À terme, plus d’un millier de communardes rejoindront l’Union des femmes. Dmitrieff enquête sur les compétences des travailleuses parisiennes, les marchés qui leur sont attribués et élabore des plans pour les aider à trouver du travail. Elle forme des sous-comités destinés à créer dans toute la ville des coopératives autogérées par des travailleuses. Ces comités incluent des commissions responsables des achats, de la comptabilité et de l’encaissement, ainsi que de la recherche de bâtiments vides. Les derniers jours de la Commune, le comité exécutif de l’Union des femmes propose la formation d’une chambre fédérée de travailleuses, une association à l’échelle de la ville qui compterait des représentantes de toutes les branches, pour une coopération et un soutien mutuels. En seulement quelques semaines, Dmitrieff a su créer un programme extrêmement détaillé, clair, structuré et pragmatique, qui a permis de fonder des associations d’ateliers contrôlés par les travailleuses elles-mêmes, s’appuyant sur les compétences de ces femmes, les ressources nécessaires à leur emploi et les besoins du marché.
La Commune, naissance d’un monde nouveau
« Tandis que les troupes versaillaises envahissent Paris, Dmitrieff publie son dernier message :
Rassemblez toutes les femmes et le Comité lui-même et venez immédiatement pour aller aux barricades !»
Tandis que les troupes versaillaises envahissent, bombardent et détruisent Paris durant ce qu’on appellera la « Semaine sanglante », Dmitrieff publie son dernier message à l’Union des femmes : « Rassemblez toutes les femmes et le Comité lui-même et venez immédiatement pour aller aux barricades ! » Blessée avec Frankel alors qu’ils combattent côte à côte sur une barricade, Dmitrieff sauve son camarade, plus gravement atteint. Puis, guéris de leurs blessures, cachés dans les abris de la capitale, les deux communards qui ont pour eux d’être polyglottes et instruits se glissent hors de la ville en se faisant passer pour un couple de bourgeois prussiens se rendant en Suisse en train. Quelques mois plus tard, Dmitrieff retourne en Russie et abandonne son nom de guerre. Élisabeth Dmitrieff a disparu. Veuve depuis peu, elle se remarie — cette fois par amour — et suit son mari en exil dans une prison sibérienne. Elle ne refera surface dans les archives que trente-cinq ans plus tard, travaillant comme journaliste à Saint-Pétersbourg. Entretemps, les détails de sa vie restent flous.
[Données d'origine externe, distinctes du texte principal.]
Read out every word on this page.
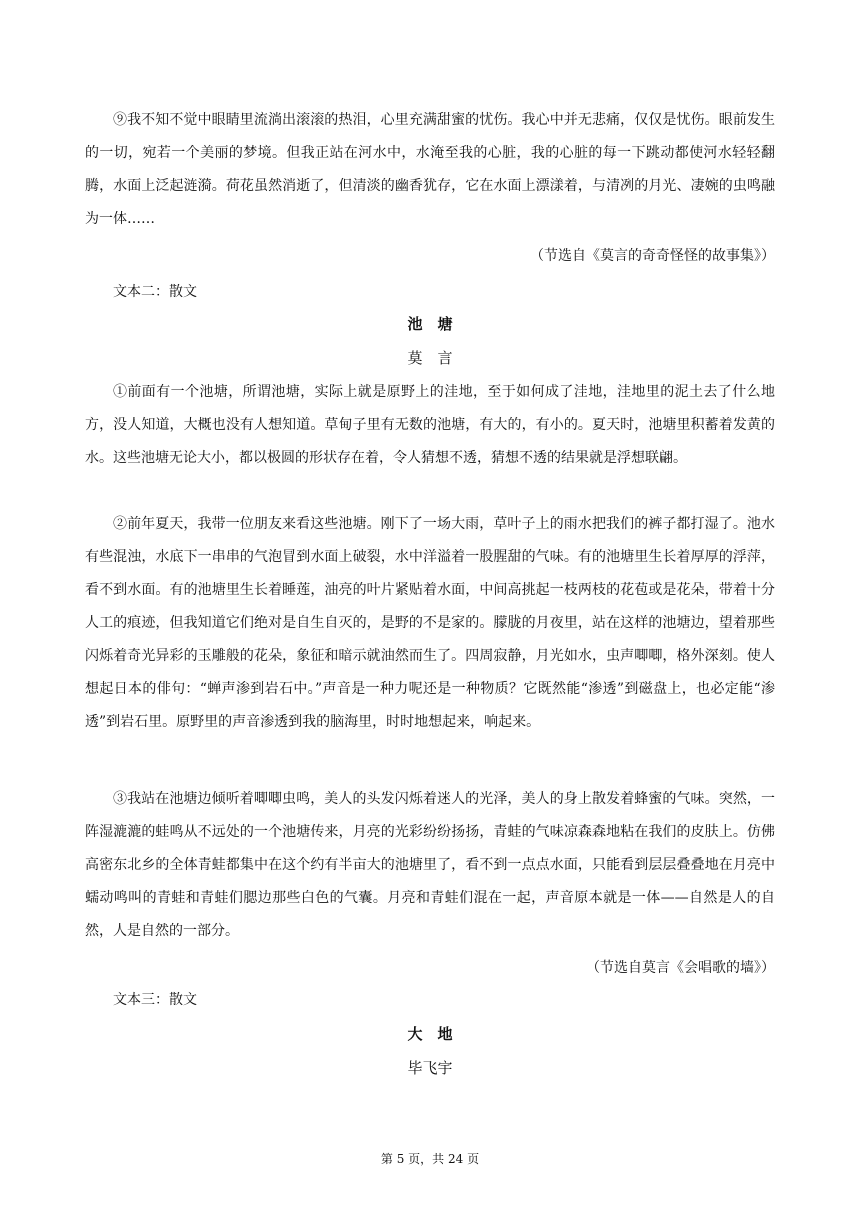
⑨我不知不觉中眼睛里流淌出滚滚的热泪，心里充满甜蜜的忧伤。我心中并无悲痛，仅仅是忧伤。眼前发生的一切，宛若一个美丽的梦境。但我正站在河水中，水淹至我的心脏，我的心脏的每一下跳动都使河水轻轻翻腾，水面上泛起涟漪。荷花虽然消逝了，但清淡的幽香犹存，它在水面上漂漾着，与清冽的月光、凄婉的虫鸣融为一体……

（节选自《莫言的奇奇怪怪的故事集》）
文本二：散文
池　塘
莫　言

①前面有一个池塘，所谓池塘，实际上就是原野上的洼地，至于如何成了洼地，洼地里的泥土去了什么地方，没人知道，大概也没有人想知道。草甸子里有无数的池塘，有大的，有小的。夏天时，池塘里积蓄着发黄的水。这些池塘无论大小，都以极圆的形状存在着，令人猜想不透，猜想不透的结果就是浮想联翩。

②前年夏天，我带一位朋友来看这些池塘。刚下了一场大雨，草叶子上的雨水把我们的裤子都打湿了。池水有些混浊，水底下一串串的气泡冒到水面上破裂，水中洋溢着一股腥甜的气味。有的池塘里生长着厚厚的浮萍，看不到水面。有的池塘里生长着睡莲，油亮的叶片紧贴着水面，中间高挑起一枝两枝的花苞或是花朵，带着十分人工的痕迹，但我知道它们绝对是自生自灭的，是野的不是家的。朦胧的月夜里，站在这样的池塘边，望着那些闪烁着奇光异彩的玉雕般的花朵，象征和暗示就油然而生了。四周寂静，月光如水，虫声唧唧，格外深刻。使人想起日本的俳句：“蝉声渗到岩石中。”声音是一种力呢还是一种物质？它既然能“渗透”到磁盘上，也必定能“渗透”到岩石里。原野里的声音渗透到我的脑海里，时时地想起来，响起来。

③我站在池塘边倾听着唧唧虫鸣，美人的头发闪烁着迷人的光泽，美人的身上散发着蜂蜜的气味。突然，一阵湿漉漉的蛙鸣从不远处的一个池塘传来，月亮的光彩纷纷扬扬，青蛙的气味凉森森地粘在我们的皮肤上。仿佛高密东北乡的全体青蛙都集中在这个约有半亩大的池塘里了，看不到一点点水面，只能看到层层叠叠地在月亮中蠕动鸣叫的青蛙和青蛙们腮边那些白色的气囊。月亮和青蛙们混在一起，声音原本就是一体——自然是人的自然，人是自然的一部分。

（节选自莫言《会唱歌的墙》）
文本三：散文
大　地
毕飞宇
第 5 页，共 24 页
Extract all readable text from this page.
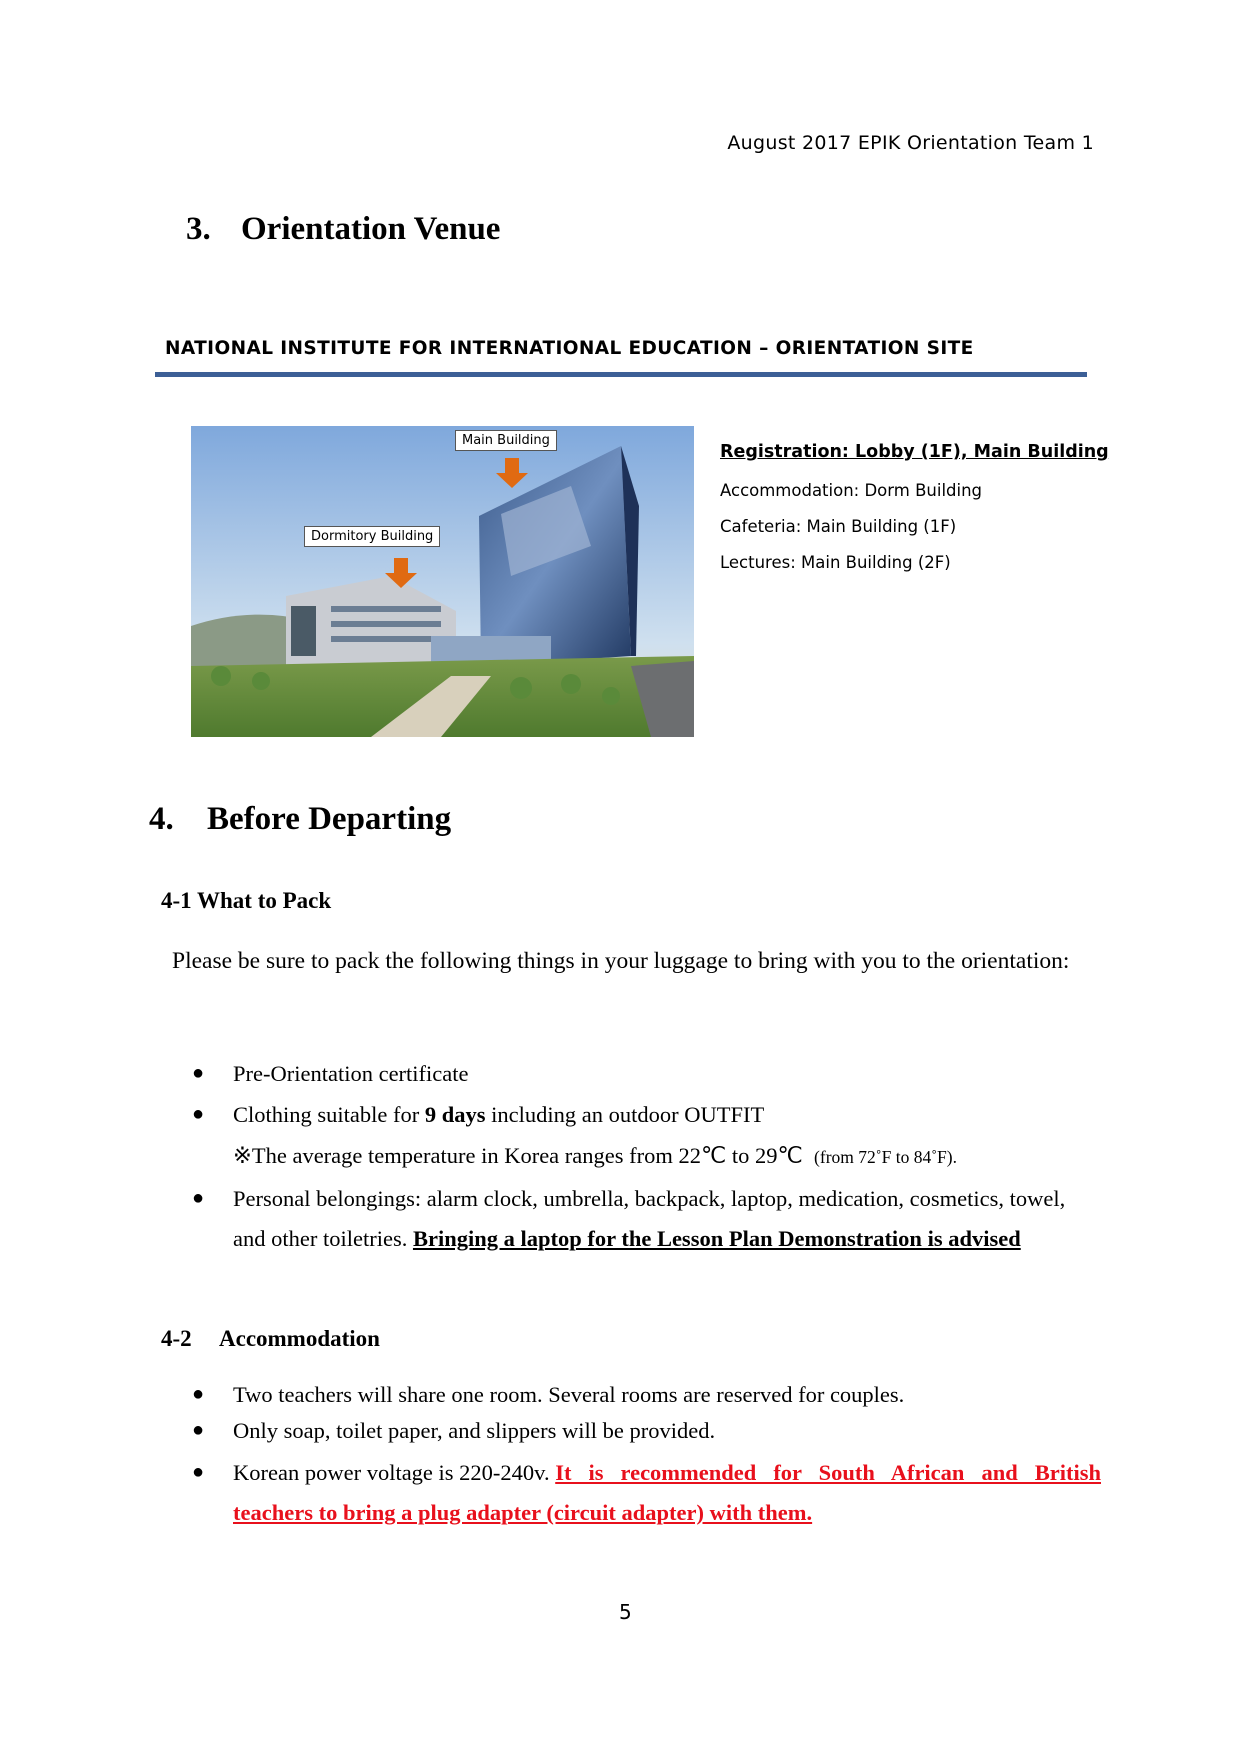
August 2017 EPIK Orientation Team 1
3. Orientation Venue
NATIONAL INSTITUTE FOR INTERNATIONAL EDUCATION – ORIENTATION SITE
Main Building
Dormitory Building
Registration: Lobby (1F), Main Building
Accommodation: Dorm Building
Cafeteria: Main Building (1F)
Lectures: Main Building (2F)
4. Before Departing
4-1 What to Pack
Please be sure to pack the following things in your luggage to bring with you to the orientation:
● Pre-Orientation certificate
● Clothing suitable for 9 days including an outdoor OUTFIT
※The average temperature in Korea ranges from 22℃ to 29℃ (from 72˚F to 84˚F).
● Personal belongings: alarm clock, umbrella, backpack, laptop, medication, cosmetics, towel,
and other toiletries. Bringing a laptop for the Lesson Plan Demonstration is advised
4-2 Accommodation
● Two teachers will share one room. Several rooms are reserved for couples.
● Only soap, toilet paper, and slippers will be provided.
● Korean power voltage is 220-240v. It is recommended for South African and British
teachers to bring a plug adapter (circuit adapter) with them.
5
Âgée de 20 ans lors de la Commune de Paris, Dmitrieff aura développé et partiellement mis en œuvre un programme complexe, très élaboré, de réorganisation du travail des femmes parisiennes, s’efforçant d’améliorer le sort de celles qui subissent à la fois l’oppression capitaliste et patriarcale. Empruntant au populisme russe, au féminisme, au marxisme et au socialisme français, Dmitrieff est l’auteure d’une théorie politique qu’elle a constamment adaptée au contexte révolutionnaire, tout en posant les bases d’une pratique politique rationnelle et efficace — ceci dans un temps extrêmement court et dans des conditions extraordinaires. Car elle savait bien que si la théorie et la pratique féministes n’étaient pas partie prenante du monde nouveau qui émergeait alors, celui-ci échouerait à combattre les oppressions liées au genre, quand bien même l’exploitation de classe serait en partie éradiquée.